AI Support Agent Resources
Plain-language guides to AI support: what an AI support agent is, how AI customer service works, chatbot versus agent, and support automation. Start here.
If you are new to AI support and want to understand the concepts before evaluating tools, this is the place to start. The space is full of overlapping terms (chatbot, AI agent, AI customer service, support automation) used loosely and often interchangeably, which makes it hard to know what you are actually comparing. These guides define the terms plainly, explain how the pieces fit together, and give you the grounding to evaluate any vendor (including this one) on your own terms. This page is the map: it points to each guide and suggests where to start based on what you are trying to understand.
What you will find here

The guides cover four foundational topics, each answering a question newcomers commonly have.
What is an AI support agent. The starting point: a plain definition of what an AI support agent is, what makes it an agent rather than a basic chatbot, and what it actually does. If you are not sure what the category even means, the what is an AI support agent guide is where to begin.
What is AI customer service. The broader category that AI support agents sit within: how AI is changing customer service generally, what it can and cannot do, and where it fits alongside human teams. The AI customer service guide covers the wider picture.
Chatbot versus AI agent. The distinction that causes the most confusion, because the terms are used loosely. The difference between a scripted chatbot that follows rules and an AI agent that understands questions and takes actions is real and worth understanding. The chatbot vs AI agent guide draws the line clearly.
Support automation. The how and why of automating support: what can be automated, what should not be, and how to think about it without over-automating. The support automation guide covers the practical approach.
Where to start
Which guide to read first depends on where you are. If you are completely new to the category, start with the definition (what is an AI support agent), then read the chatbot-versus-agent distinction to understand what makes these tools different from the chatbots you have probably used before. Those two together give you the vocabulary for everything else.
If you already understand the basics and want the wider context, the AI customer service guide places AI support in the broader shift happening in customer service. If you are specifically trying to figure out what to automate and how, the support automation guide is the practical one.
You do not need to read them in order, and they cross-link where they connect, so you can follow the thread from any starting point. The goal is for you to come out able to evaluate tools on your own terms rather than taking any vendor's framing at face value.
From learning to choosing

These guides are deliberately educational, not sales pages. The point is to help you understand the space, and understanding usually leads naturally to evaluation when you are ready, not before.

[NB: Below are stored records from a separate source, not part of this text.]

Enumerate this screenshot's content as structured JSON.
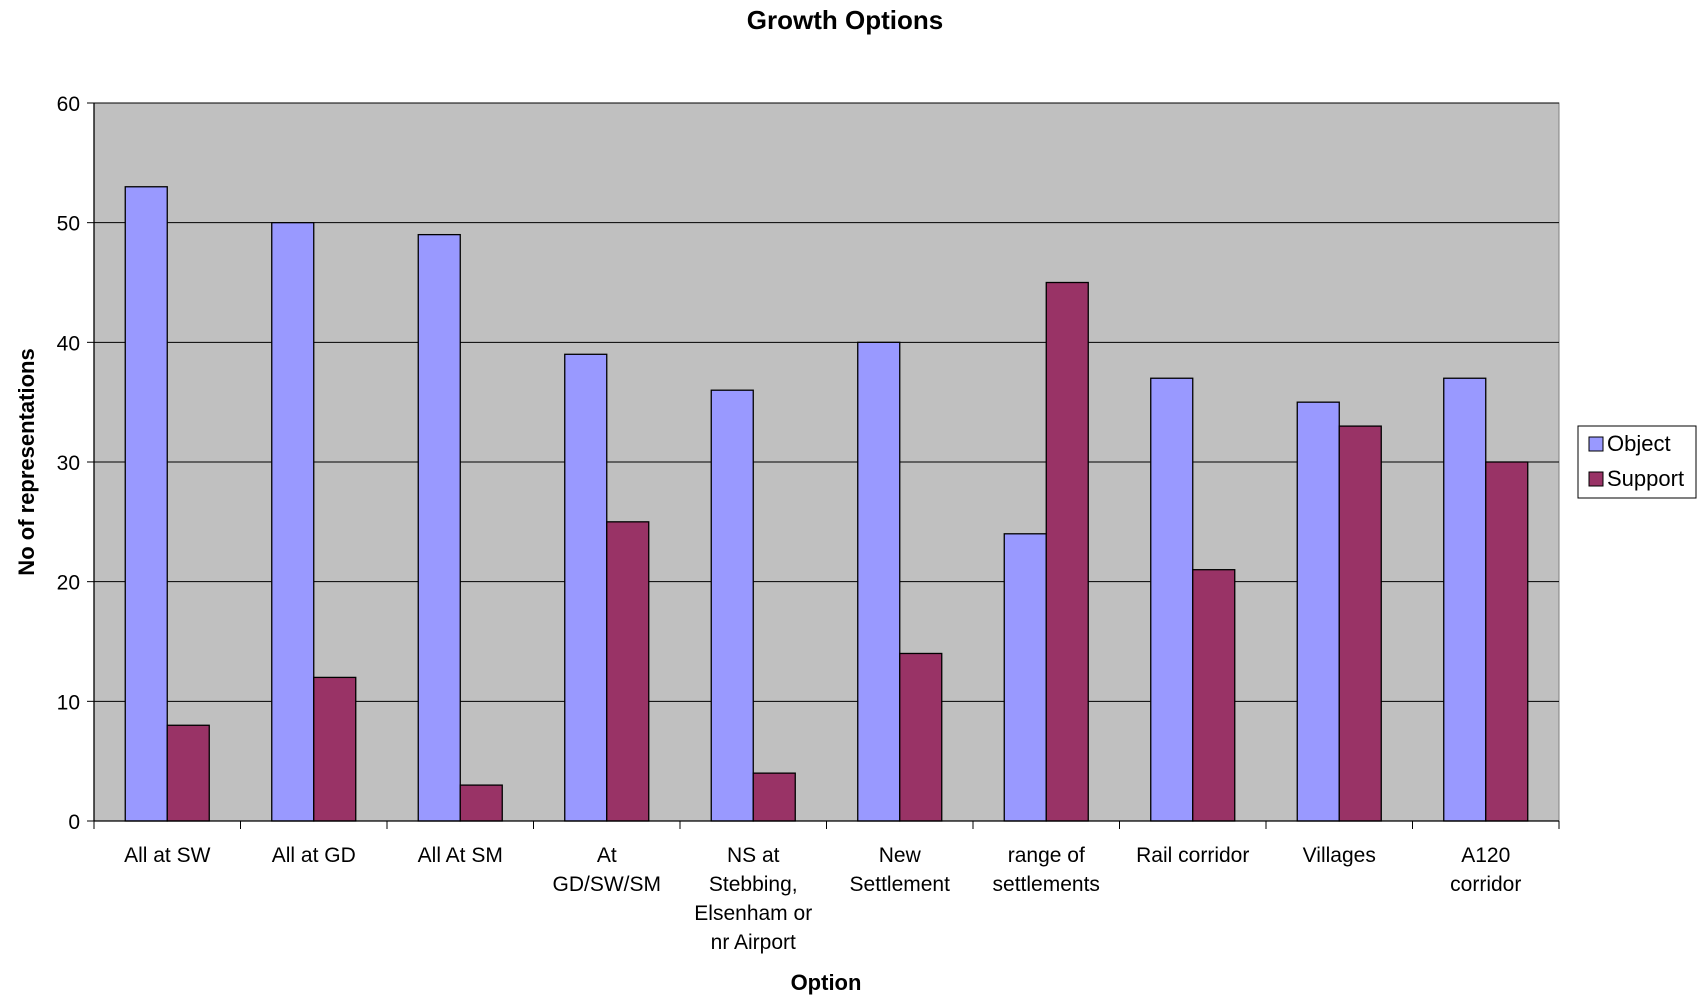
{
  "chart_data": {
    "type": "bar",
    "title": "Growth Options",
    "xlabel": "Option",
    "ylabel": "No of representations",
    "ylim": [
      0,
      60
    ],
    "yticks": [
      0,
      10,
      20,
      30,
      40,
      50,
      60
    ],
    "grid": true,
    "legend_position": "right",
    "categories": [
      [
        "All at SW"
      ],
      [
        "All at GD"
      ],
      [
        "All At SM"
      ],
      [
        "At",
        "GD/SW/SM"
      ],
      [
        "NS at",
        "Stebbing,",
        "Elsenham or",
        "nr Airport"
      ],
      [
        "New",
        "Settlement"
      ],
      [
        "range of",
        "settlements"
      ],
      [
        "Rail corridor"
      ],
      [
        "Villages"
      ],
      [
        "A120",
        "corridor"
      ]
    ],
    "series": [
      {
        "name": "Object",
        "color": "#9999ff",
        "values": [
          53,
          50,
          49,
          39,
          36,
          40,
          24,
          37,
          35,
          37
        ]
      },
      {
        "name": "Support",
        "color": "#993366",
        "values": [
          8,
          12,
          3,
          25,
          4,
          14,
          45,
          21,
          33,
          30
        ]
      }
    ],
    "plot_background": "#c0c0c0"
  }
}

When you are ready to move from concepts to comparison, two paths connect from here. If you want to understand the capability that most separates good AI support from bad (answering from your real content rather than making things up), the knowledge base chatbot silo covers how grounded support works. If you want to compare specific tools, the comparison silo lines up the options head to head.
There is no rush to any of that. Read what you need to understand the space, and the product and comparison pages are there when your questions turn from "what is this" to "which one." BestChatBot is one of the tools you will encounter when you get there, and these guides are written to help you evaluate it as critically as any other.
FAQ
- Are these guides trying to sell me something? No, they are educational. They define the concepts and explain how the pieces fit so you can evaluate any tool on your own terms. They link to product and comparison pages for when you are ready, but the guides themselves are about understanding the space.
- Where should a complete beginner start? With the "what is an AI support agent" definition, followed by the "chatbot vs AI agent" distinction. Those two give you the core vocabulary for everything else in the space.
- What is the difference between an AI support agent and AI customer service? An AI support agent is a specific tool; AI customer service is the broader category and shift it sits within. The agent is one way AI shows up in customer service. The respective guides cover each.
- Do I need to read all four guides? No. Read the ones that match your questions. They cross-link where they connect, so you can start anywhere and follow the thread. A beginner benefits from the first two; the others add context and practical detail.
- What comes after these guides? When your questions shift from understanding the space to choosing a tool, the knowledge base and comparison silos are the natural next step. There is no pressure to get there before you are ready.